Of all the sciences, astronomy is one that welcomes the assistance of the amateur community. Whether its measuring variable stars, finding supernovae, searching for alien life, or even discovering extrasolar planets, amateurs make a huge contribution to astronomy. And now there’s a new way you can contribute: classifying galaxies.
There’s a new project called the Galaxy Zoo, which is calling on the public to help classify 1,000,000 galaxies. This research will help reveal whether astronomers current models of the Universe are correct or not.

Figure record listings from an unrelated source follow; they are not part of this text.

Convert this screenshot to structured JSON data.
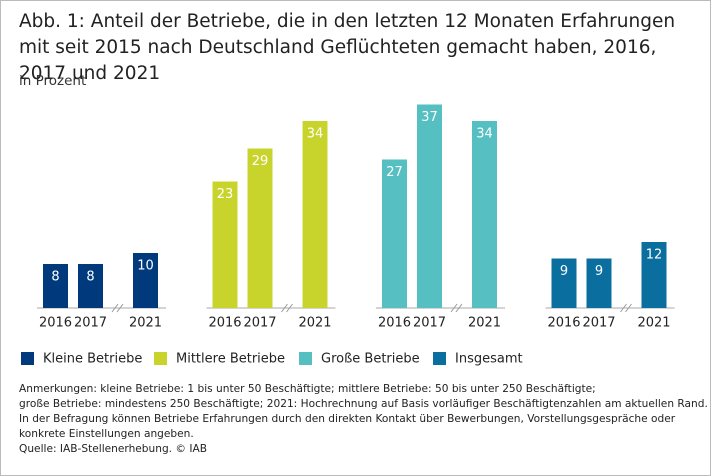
{
  "chart_data": {
    "type": "bar",
    "title": "Abb. 1: Anteil der Betriebe, die in den letzten 12 Monaten Erfahrungen mit seit 2015 nach Deutschland Geflüchteten gemacht haben, 2016, 2017 und 2021",
    "subtitle": "in Prozent",
    "categories": [
      "2016",
      "2017",
      "2021"
    ],
    "series": [
      {
        "name": "Kleine Betriebe",
        "color": "#003a7d",
        "values": [
          8,
          8,
          10
        ]
      },
      {
        "name": "Mittlere Betriebe",
        "color": "#c8d42c",
        "values": [
          23,
          29,
          34
        ]
      },
      {
        "name": "Große Betriebe",
        "color": "#55bfc2",
        "values": [
          27,
          37,
          34
        ]
      },
      {
        "name": "Insgesamt",
        "color": "#0a6e9e",
        "values": [
          9,
          9,
          12
        ]
      }
    ],
    "notes": [
      "Anmerkungen: kleine Betriebe: 1 bis unter 50 Beschäftigte; mittlere Betriebe: 50 bis unter 250 Beschäftigte;",
      "große Betriebe: mindestens 250 Beschäftigte; 2021: Hochrechnung auf Basis vorläufiger Beschäftigtenzahlen am aktuellen Rand.",
      "In der Befragung können Betriebe Erfahrungen durch den direkten Kontakt über Bewerbungen, Vorstellungsgespräche oder",
      "konkrete Einstellungen angeben."
    ],
    "source": "Quelle: IAB-Stellenerhebung. © IAB"
  }
}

In order to take part, you go to the Galaxy Zoo website, and then participate in a short tutorial, which teaches you to tell the difference between spiral and elliptical galaxies. It sounds easy, but when the galaxies are seen edge on, it can actually be pretty difficult; but it’s a task that’s almost impossible for a computer. There are also stars and satellite trails that can mess you up.
Then you take a test to see if you’ve picked up the skills you need to do the job. Get more than 8 correct and you’ve met the criteria to join the galaxy hunting team.
Now that you’ve got the “eye”, the site presents you with currently unclassified galaxies and asks you to categorize them: spiral or elliptical. If it’s a spiral, you need to say which way it’s rotating, or if it’s edge on.
With 1 million galaxies to identify, I suspect the organizers are going to be shocked at how quickly this work is going to come together. Come do your part, it’s pretty fun. I categorized 10 as I was writing this article.